Hedge fund billionaire Steven A. Cohen will be banned from investing client money until 2018 under a settlement with the Securities and Exchange Commission announced Friday. The action comes after a yearslong investigation into insider trading at Cohen's former hedge fund, SAC Capital Advisers.
“Before Cohen can handle outside money again, an independent consultant will ensure there are legally sufficient policies, procedures and supervision mechanisms in place to detect and deter any insider trading,” SEC enforcement head Andrew J. Ceresney said in a statement.
After the SEC sued Cohen in 2013 for failing to properly supervise employees, the case seemed to gain strength. SAC Capital pleaded guilty months later to securities fraud and wire fraud, paying $1.8 billion in penalties. Eventually, six former SAC employees would plead guilty to insider trading charges.
But in recent months prosecutors have run into obstacles. The government was forced to drop charges against the traders in October 2015 after an appeals-court ruling in a related case raised the burden on proving the employees had profited off insider information. In December, the SEC announced it was scaling back its civil case against Cohen.

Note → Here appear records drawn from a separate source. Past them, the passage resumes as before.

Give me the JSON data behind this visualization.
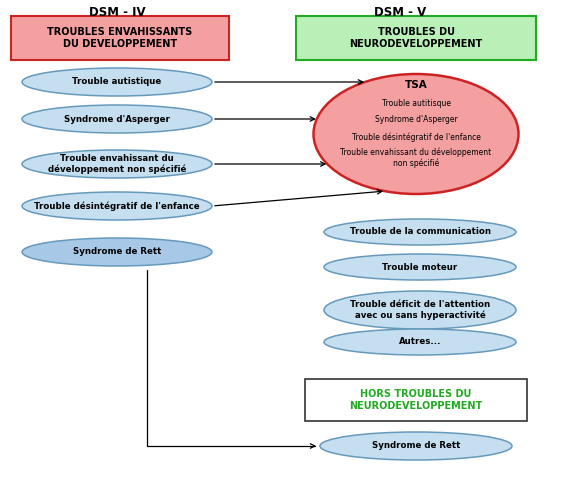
{
  "title_left": "DSM - IV",
  "title_right": "DSM - V",
  "box_left_text": "TROUBLES ENVAHISSANTS\nDU DEVELOPPEMENT",
  "box_left_facecolor": "#f5a0a0",
  "box_left_edgecolor": "#cc2222",
  "box_right_text": "TROUBLES DU\nNEURODEVELOPPEMENT",
  "box_right_facecolor": "#b8f0b8",
  "box_right_edgecolor": "#22aa22",
  "tsa_facecolor": "#f5a0a0",
  "tsa_edgecolor": "#cc2222",
  "tsa_title": "TSA",
  "tsa_items": [
    "Trouble autitisque",
    "Syndrome d'Asperger",
    "Trouble désintégratif de l'enfance",
    "Trouble envahissant du développement\nnon spécifié"
  ],
  "left_ellipses": [
    "Trouble autistique",
    "Syndrome d'Asperger",
    "Trouble envahissant du\ndéveloppement non spécifié",
    "Trouble désintégratif de l'enfance",
    "Syndrome de Rett"
  ],
  "left_ellipse_facecolor": "#c5dff0",
  "left_ellipse_edgecolor": "#6699bb",
  "rett_left_facecolor": "#a8c8e8",
  "rett_left_edgecolor": "#6699bb",
  "right_ellipses": [
    "Trouble de la communication",
    "Trouble moteur",
    "Trouble déficit de l'attention\navec ou sans hyperactivité",
    "Autres..."
  ],
  "right_ellipse_facecolor": "#c5dff0",
  "right_ellipse_edgecolor": "#6699bb",
  "hors_box_text": "HORS TROUBLES DU\nNEURODEVELOPPEMENT",
  "hors_box_facecolor": "#ffffff",
  "hors_box_edgecolor": "#333333",
  "hors_box_text_color": "#22aa22",
  "rett_right_text": "Syndrome de Rett",
  "rett_right_facecolor": "#c5dff0",
  "rett_right_edgecolor": "#6699bb",
  "background_color": "#ffffff"
}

Cohen neither admitted nor denied charges that he failed to properly supervise one of those traders, Mathew Martoma, who was convicted of insider trading in 2014. In an SEC order against Cohen, prosecutors allege that the firm made $275 million in illicit profits and avoided losses on Martoma's inside trading, which involved receiving nonpublic information relating to a pharmaceutical trial.
SAC Capital took out bets that shares of the company involved in the trial would fall. In text messages around the time, Cohen alluded to Martoma's deep connections to the company. “[S]eems like mat has a lot of good relationships in this arena,” Cohen texted to an analyst who was incredulous over SAC's positions in the pharmaceutical company, according to the SEC order.
As part of the settlement, Cohen's family offices will be subject to periodic reviews from regulators under the settlement. In a statement to CNBC, Cohen said, "Resolving the case gives us certainty and opens a path to raising outside capital in the future if we believe that is in the best interest of the Firm."